Model card — default mode classifier

This card documents the experimental learned classifier shipped with VANE. It follows the spirit of a model card: what the model is, how it was built, where it may be used, and where it must not be trusted.

Warning

The default model is trained on synthetic priors, not measured turbine data. Its probabilities are indicative, not validated. Constructing the classifier emits an ExperimentalWarning. The rule-based physical label and the deterministic blade taxonomy are the primary, validated identification path.

Model details

  • Type: Gaussian-process classifier (scikit-learn GaussianProcessClassifier with a constant × RBF kernel).

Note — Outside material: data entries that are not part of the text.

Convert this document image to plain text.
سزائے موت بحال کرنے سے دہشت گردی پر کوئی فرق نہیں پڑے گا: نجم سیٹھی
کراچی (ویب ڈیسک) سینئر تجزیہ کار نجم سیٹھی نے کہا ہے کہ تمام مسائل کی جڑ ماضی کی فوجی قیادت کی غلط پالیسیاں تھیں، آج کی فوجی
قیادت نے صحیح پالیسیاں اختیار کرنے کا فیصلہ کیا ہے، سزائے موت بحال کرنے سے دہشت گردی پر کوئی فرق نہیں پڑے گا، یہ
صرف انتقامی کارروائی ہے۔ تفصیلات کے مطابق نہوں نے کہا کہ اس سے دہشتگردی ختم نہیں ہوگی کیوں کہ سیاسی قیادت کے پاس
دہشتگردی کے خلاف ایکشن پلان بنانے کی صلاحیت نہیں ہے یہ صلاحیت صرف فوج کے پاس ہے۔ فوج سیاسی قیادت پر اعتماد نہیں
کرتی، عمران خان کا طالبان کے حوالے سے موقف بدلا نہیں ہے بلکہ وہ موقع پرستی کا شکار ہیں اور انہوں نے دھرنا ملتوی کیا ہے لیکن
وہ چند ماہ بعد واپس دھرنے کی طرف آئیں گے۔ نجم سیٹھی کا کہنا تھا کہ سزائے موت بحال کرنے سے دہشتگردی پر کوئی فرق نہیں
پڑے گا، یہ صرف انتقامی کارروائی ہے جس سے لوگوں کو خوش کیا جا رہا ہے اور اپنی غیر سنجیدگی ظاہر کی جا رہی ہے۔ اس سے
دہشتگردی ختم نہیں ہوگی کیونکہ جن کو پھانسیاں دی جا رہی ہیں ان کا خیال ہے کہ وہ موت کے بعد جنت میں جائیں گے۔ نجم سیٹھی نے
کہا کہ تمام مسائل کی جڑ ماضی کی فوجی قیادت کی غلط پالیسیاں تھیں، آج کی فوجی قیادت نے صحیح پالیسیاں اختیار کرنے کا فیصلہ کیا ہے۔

  • Task: map a mode’s feature vector to a physical degree-of-freedom category, with a per-class model probability used as a confidence (indicative, not calibrated against measured data).

  • Inputs: the scale-independent features of vane.ai.features — natural frequency, damping ratio, and the per-category participation fractions.

  • Outputs: a predicted DofCategory and a full class probability vector.

Training data

  • Source: synthetic_training_set() generates labelled feature vectors from category prototypes with controlled noise. It is a bootstrap, not a measured corpus.

  • Determinism: the generator is seeded; the same seed yields the same training set and model.

Intended use

  • Exploratory, uncertainty-aware cross-checking of the rule-based labels.

  • Research and development of the identification pipeline.

Out-of-scope use

  • Engineering or certification decisions based on the learned label alone.

  • Any claim of validated accuracy on measured turbines.

Metrics

No held-out accuracy or calibration metrics on measured data are published, because no measured labelled corpus is available yet. Reported confidences are the model’s own class probabilities on synthetic data and should be read as relative, not absolute.

Path to graduation

The classifier graduates from experimental once it is trained and calibrated on a labelled, multi-turbine measured corpus, with published held-out accuracy and calibration curves and versioned model artefacts. Until then it remains gated behind the ExperimentalWarning.